Calcium-channel antagonists, principally verapamil and diltiazem, have important antiarrhythmic action by virtue of their effects on the atrioventricular node. By slowing conduction these agents may terminate junctional re-entrant arrhythmias and slow the ventricular rate in atrial fibrillation or atrial arrhythmias. The drugs can be administered by intravenous bolus: verapamil 5-10 mg over 30-60 s, diltiazem 10-20 mg over a similar time period for acute rate control but care should be taken in patients with impaired myocardial function as precipitate drops in blood pressure can occur due to a significant vasodilating effect. Such hypotension may be prevented by immediate prior administration of a bolus of calcium chloride. Caution should also be used in patients with known sinus or atrioventricular nodal disease and especially if the patient is already taking b-blocking agents when administration of a calcium-channel antagonist may produce profound bradycardia and hypotension.
Digoxin and associated preparations are frequently used to control ventricular rate in patients with rapidly conducted atrial arrhythmias, particularly atrial fibrillation. The drug may be ineffective alone and may require addition of other agents, such as b-blocking agents or calcium-channel antagonists, to gain adequate rate control.

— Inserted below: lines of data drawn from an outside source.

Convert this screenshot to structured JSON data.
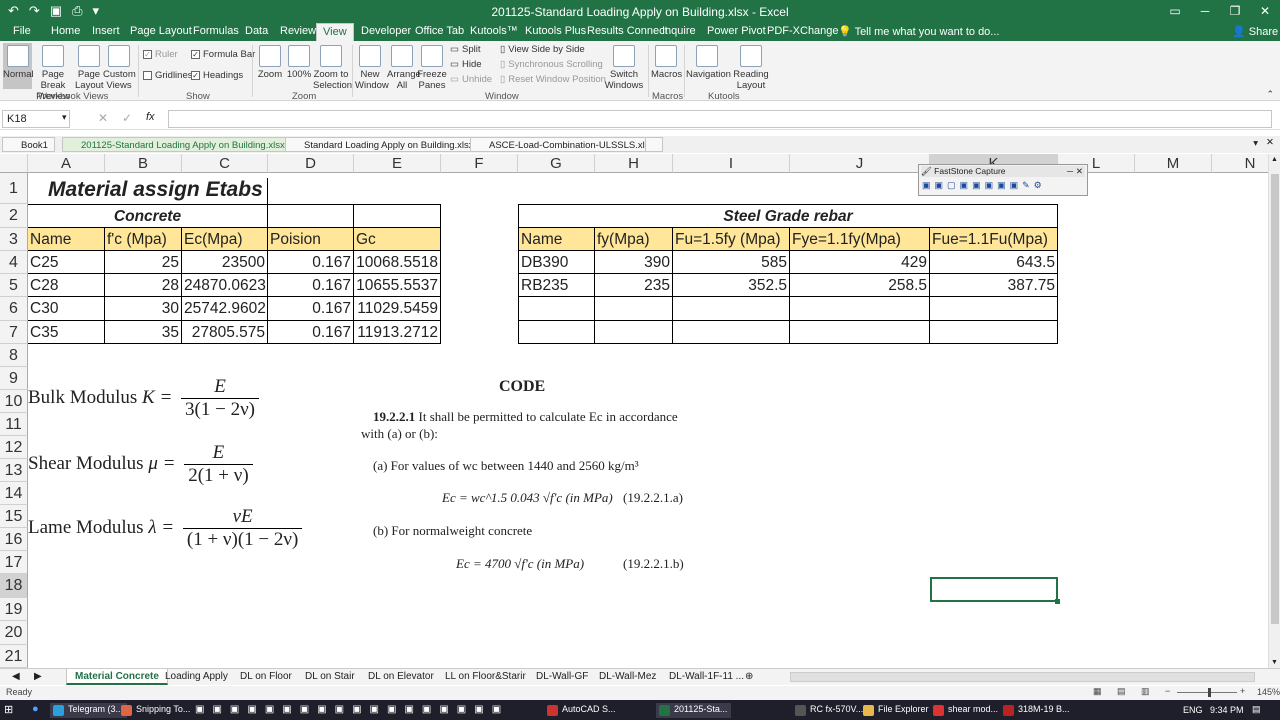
{
  "window": {
    "title": "201125-Standard Loading Apply on Building.xlsx - Excel",
    "share": "Share"
  },
  "ribbon_tabs": [
    "File",
    "Home",
    "Insert",
    "Page Layout",
    "Formulas",
    "Data",
    "Review",
    "View",
    "Developer",
    "Office Tab",
    "Kutools™",
    "Kutools Plus",
    "Results Connect",
    "Inquire",
    "Power Pivot",
    "PDF-XChange"
  ],
  "tell_me": "Tell me what you want to do...",
  "ribbon": {
    "normal": "Normal",
    "page_break": "Page Break Preview",
    "page_layout": "Page Layout",
    "custom_views": "Custom Views",
    "ruler": "Ruler",
    "formula_bar": "Formula Bar",
    "gridlines": "Gridlines",
    "headings": "Headings",
    "zoom": "Zoom",
    "zoom100": "100%",
    "zoom_sel": "Zoom to Selection",
    "new_window": "New Window",
    "arrange_all": "Arrange All",
    "freeze_panes": "Freeze Panes",
    "split": "Split",
    "hide": "Hide",
    "unhide": "Unhide",
    "side_by_side": "View Side by Side",
    "sync_scroll": "Synchronous Scrolling",
    "reset_pos": "Reset Window Position",
    "switch_windows": "Switch Windows",
    "macros": "Macros",
    "navigation": "Navigation",
    "reading_layout": "Reading Layout",
    "groups": {
      "workbook_views": "Workbook Views",
      "show": "Show",
      "zoom": "Zoom",
      "window": "Window",
      "macros": "Macros",
      "kutools": "Kutools"
    }
  },
  "namebox": "K18",
  "fx": "fx",
  "doc_tabs": [
    "Book1",
    "201125-Standard Loading Apply on Building.xlsx *",
    "Standard Loading Apply on Building.xlsx",
    "ASCE-Load-Combination-ULSSLS.xlsx"
  ],
  "columns": [
    "A",
    "B",
    "C",
    "D",
    "E",
    "F",
    "G",
    "H",
    "I",
    "J",
    "K",
    "L",
    "M",
    "N"
  ],
  "rows": [
    "1",
    "2",
    "3",
    "4",
    "5",
    "6",
    "7",
    "8",
    "9",
    "10",
    "11",
    "12",
    "13",
    "14",
    "15",
    "16",
    "17",
    "18",
    "19",
    "20",
    "21"
  ],
  "sheet": {
    "title": "Material assign Etabs",
    "concrete": {
      "label": "Concrete",
      "headers": [
        "Name",
        "f'c (Mpa)",
        "Ec(Mpa)",
        "Poision",
        "Gc"
      ],
      "rows": [
        [
          "C25",
          "25",
          "23500",
          "0.167",
          "10068.5518"
        ],
        [
          "C28",
          "28",
          "24870.0623",
          "0.167",
          "10655.5537"
        ],
        [
          "C30",
          "30",
          "25742.9602",
          "0.167",
          "11029.5459"
        ],
        [
          "C35",
          "35",
          "27805.575",
          "0.167",
          "11913.2712"
        ]
      ]
    },
    "steel": {
      "label": "Steel Grade rebar",
      "headers": [
        "Name",
        "fy(Mpa)",
        "Fu=1.5fy (Mpa)",
        "Fye=1.1fy(Mpa)",
        "Fue=1.1Fu(Mpa)"
      ],
      "rows": [
        [
          "DB390",
          "390",
          "585",
          "429",
          "643.5"
        ],
        [
          "RB235",
          "235",
          "352.5",
          "258.5",
          "387.75"
        ]
      ]
    }
  },
  "formulas": {
    "bulk": {
      "label": "Bulk Modulus",
      "sym": "K =",
      "num": "E",
      "den": "3(1 − 2ν)"
    },
    "shear": {
      "label": "Shear Modulus",
      "sym": "μ =",
      "num": "E",
      "den": "2(1 + ν)"
    },
    "lame": {
      "label": "Lame Modulus",
      "sym": "λ =",
      "num": "νE",
      "den": "(1 + ν)(1 − 2ν)"
    }
  },
  "code": {
    "title": "CODE",
    "clause": "19.2.2.1",
    "clause_text": "It shall be permitted to calculate Ec in accordance",
    "clause_text2": "with (a) or (b):",
    "a": "(a) For values of wc between 1440 and 2560 kg/m³",
    "eq_a": "Ec = wc^1.5 0.043 √f'c  (in MPa)",
    "eq_a_ref": "(19.2.2.1.a)",
    "b": "(b) For normalweight concrete",
    "eq_b": "Ec = 4700 √f'c  (in MPa)",
    "eq_b_ref": "(19.2.2.1.b)"
  },
  "fastone": {
    "title": "FastStone Capture"
  },
  "sheet_tabs": [
    "Material Concrete",
    "Loading Apply",
    "DL on Floor",
    "DL on Stair",
    "DL on Elevator",
    "LL on Floor&Starir",
    "DL-Wall-GF",
    "DL-Wall-Mez",
    "DL-Wall-1F-11 ..."
  ],
  "status": {
    "ready": "Ready",
    "zoom": "145%"
  },
  "taskbar": {
    "items": [
      "Telegram (3...",
      "Snipping To...",
      "AutoCAD S...",
      "201125-Sta...",
      "RC fx-570V...",
      "File Explorer",
      "shear mod...",
      "318M-19 B..."
    ],
    "lang": "ENG",
    "time": "9:34 PM"
  }
}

In this setting intravenous loading with 0.5 to 1 mg over 24 h followed by maintenance doses of 250 to 375 pg/day is usual. The major problem with digoxin is the narrow therapeutic range with considerable potential for exacerbation of arrhythmia when toxic levels are present. Arrhythmias seen with toxicity include atrial tachycardia with block, junctional tachycardia, ventricular premature beats, ventricular tachycardia, sinus bradycardia, and varying degrees of atrioventricular block. Toxicity may be exacerbated by renal impairment, dehydration, hypokalemia, and old age. Concomitant administration of quinidine, amiodarone, and verapamil all increase digoxin levels. In cases of severe overdose, ventricular arrhythmias may require lidocaine or phenytoin, bradycardia may require temporary pacing, and in extreme cases digoxin-specific antibodies can be administered.
Although digoxin is by far the most widely used cardiac glycoside, its relatively prolonged onset of action (1-5 h) may make it unsuitable in the setting of the critically ill patient. Ouabain and deslanoside are only available as intravenous preparations, but both have a rapid onset of action within 10 to 30 min.